Mais en pays gaulois, si l’État dispose littéralement de nos vies, c’est d’abord et surtout pour se ridiculiser. Gonfler bien haut ses pectoraux, de sorte à ventiler toutes les immondices néolibérales qu’il a tenu à disperser méthodiquement pour notre bien depuis une bonne trentaine d’années.

Mais là encore, mieux vaut ne pas y penser. Car il est peut-être déjà temps de mourir. Ce en quoi l’État a (encore) son mot à dire.

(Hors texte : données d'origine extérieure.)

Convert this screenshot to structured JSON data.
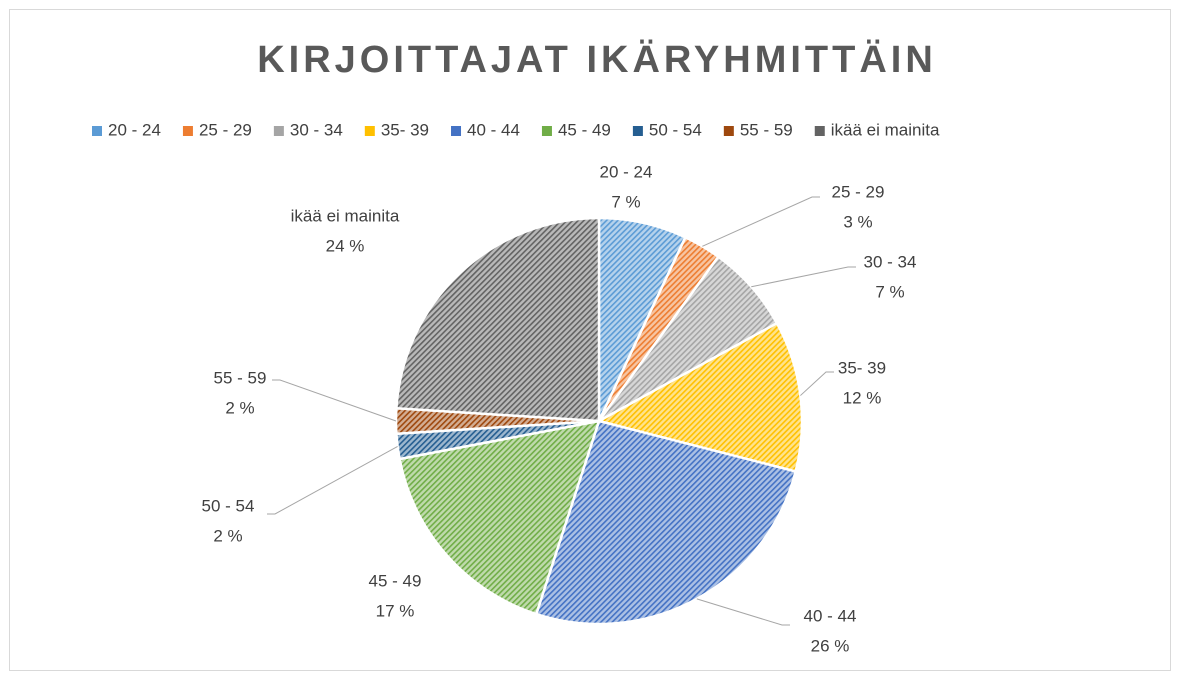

Un décret a été pris dans la nuit qui autorise le recours à l’hydroxichloroquine (un médicament qui a donné des résultats en matière de charge virale, sans toutefois constituer un miracle), mais à titre compassionnel, c’est à dire au dernier stade des effets du COVID19, si toutefois les médecins y consentent, dès lors que le patient est « hospitalisé pour une forme sévère, et sur décision collégiale », c’est-à-dire au moment où le traitement a le moins de chance d’être efficient.  

Des volailles et de petits hommes

Encore une gloire à mettre au crédit d’un pays dont l’animal fétiche a les deux pieds dans la merde, mais continue imperturbablement de fanfaronner. Comme il le faisait il y a peu à l’endroit de l’Italie. Résultat : près de 6% de ceux et celles qui sont diagnostiqués covid19 mourront en France dans l’antichambre de l’enfer (pour les patients et les soignants) que sont les salles de réanimation. C’est 0,5% en Allemagne.

La 5ème ou 6ème économie mondiale, réduite à connaitre la situation d’un pays du tiers-monde. Incapable de tester massivement sa population, de protéger ses citoyens et ses soignants remarquables par des moyens élémentaires de prophylaxie, après avoir sciemment programmé le délabrement de l’hôpital public. 15% des malades covid19 sont actuellement en situation critique, un record mondial.

Mais il est de la nature même de ce pouvoir que de fanfaronner sans cesse. Et alors que les allemands s’apprêtent à ouvrir des gymnases pour accueillir des malades, dans le cas (improbable) où les lits de réanimation venaient à leur manquer (quelle bonne idée, c’est grand, aéré, accessible), les tartarins macroniens font s’expectorer « la grande muette », et ses équipements hospitaliers de « premier choix », tout cela pour accueillir 30 patients sous une tente, sur le parking de l’hôpital de Mulhouse. Un authentique choix d’esbroufeurs.

Et soudain, voilà que le Sorcier des Élysées vint nous annoncer un plan massif pour l’hôpital public. Une insulte supplémentaire au corps soignant qui se bat inutilement depuis des mois pour obtenir des moyens. En revanche, les diurétiques sont à craindre pour le reste des salariés, envers qui l’on a déjà suspendu une bonne partie des lois sociales jusque décembre 2020, dans un premier temps du moins.

La macronvirose vient d’atteindre le stade terminal de sa diffusion. La prochaine pulsation virale que l’on verra souffler comme des braises sur les routes de France portera des gilets aussi noirs que la colère qui les habite assurément.

Elle constituera l’immunité par laquelle on chassera ces régimes de gouvernement de nos corps sociaux et physiques, et d’un monde rendu littéralement infernal.